If you write a backdoor, it will be found. If you hard-code secrets in your code, they will be exposed. It’s not a question of “if”, but “when” — there is no way to keep things hidden forever. Hackers spend time and effort on building reconnaissance tools to target exactly these types of vulnerabilities (many such tools can be found with a quick Google search), and more often than not when you point at a target, you get a result.
The bottom line is simple: you cannot rely on hidden features to remain hidden. Instead, there should be enough security controls in place to keep your application safe when these features are found.
For example, it is common to generate access links based on randomly generated UUIDs. Consider a scenario where an anonymous user makes a purchase on your store, and you want to serve the invoice online. You cannot protect the invoice with permissions, as the user is anonymous, but it is sensitive data. So you would generate a “secret” UUID, build it into the link, and treat the “knowledge” of the link as “proof” of identity ownership.
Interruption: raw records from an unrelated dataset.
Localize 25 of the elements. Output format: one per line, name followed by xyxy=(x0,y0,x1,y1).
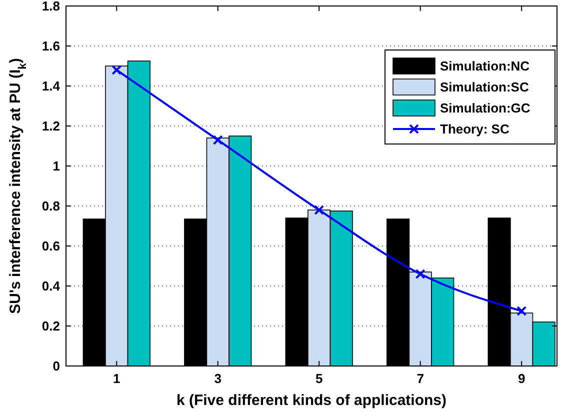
y-tick-label: 0.8 xyxy=(42,198,60,214)
y-tick-label: 0 xyxy=(52,358,60,374)
y-tick-label: 1 xyxy=(52,158,60,174)
y-tick-label: 1.8 xyxy=(42,0,60,14)
x-axis-title: k (Five different kinds of applications) xyxy=(176,392,447,409)
y-tick-label: 1.4 xyxy=(42,78,61,94)
y-tick-label: 1.6 xyxy=(42,38,60,54)
y-tick-label: 1.2 xyxy=(42,118,60,134)
x-tick-label: 9 xyxy=(518,371,526,386)
legend-label: Simulation:GC xyxy=(440,100,531,116)
y-tick-label: 0.4 xyxy=(42,278,61,294)
point xyxy=(516,306,527,316)
y-tick-label: 0.6 xyxy=(42,238,60,254)
legend-label: Theory: SC xyxy=(440,122,510,137)
y-tick-label: 0.2 xyxy=(42,318,60,334)
x-tick-label: 1 xyxy=(113,371,120,386)
point xyxy=(212,135,223,145)
point xyxy=(415,269,426,279)
point xyxy=(314,205,324,215)
x-tick-label: 5 xyxy=(315,371,323,386)
legend-label: Simulation:SC xyxy=(440,80,530,95)
point xyxy=(112,65,122,75)
x-tick-label: 3 xyxy=(214,371,222,386)
legend-label: Simulation:NC xyxy=(440,58,530,74)
x-tick-label: 7 xyxy=(416,371,424,386)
But how long can this assumption remain true? Over time, such links (with UUID in them) might get indexed by search engines. They might end up on the Wayback Machine. They might be collected by a third-party service running on the end user’s browser (say a BI extension of some sort), then collected into some online DB, and one day accessed by a third party.
Adding a short time limit to such links (based on UUIDs) is a good compromise. We don’t rely on the link staying secret for long (so there’s no security by obscurity), just for a few hours. When the link gets discovered, it’s already no longer valid.
Also known as KISS, or keep it simple, stupid. As developers, we need to keep users in mind at all times. If a service is too complicated to use, then its users might not know how to use it, and bypass it or use it incorrectly.
Take 2FA for example. We all know it’s more secure, but the process also involves a degree of manual setup. Making it as simple as possible to follow means more users will follow it, and not compromise their own accounts with weaker protections.
Adding new security functionality always makes a system more complex, so it can have an unintended negative impact on security. So keep it simple. Always weigh the value of new functionality against its complexity, and keep security architecture as simple as possible.
But fixing a bug is just the start. You also need to understand the vulnerability thoroughly before you fix it, and often get whoever spotted it to check your fix too. And then, when a bug is fixed, carry out regression tests to make sure it’s not reintroduced by code rollbacks. This process is crucial to make sure you’re actually advancing your application security posture.
By implementing security by design at Wix, we were able to build a robust and secure platform — and we hope that sharing our approach will help you do the same. We applied these principles not just to security features, but to all components of our system. We recommend considering this, whether you build from scratch or choose to rely on a secure platform like ours.
More importantly, following security by design instilled a security mindset into our company as a whole, from developers to marketing and sales. Cybersecurity should be top priority in everyone’s minds, as attacks increase and hackers find new ways of accessing sensitive information.
Taking a defensive position right from the start will put you at an advantage. Because when thinking about cybersecurity, it’s not if a breach happens. It’s when.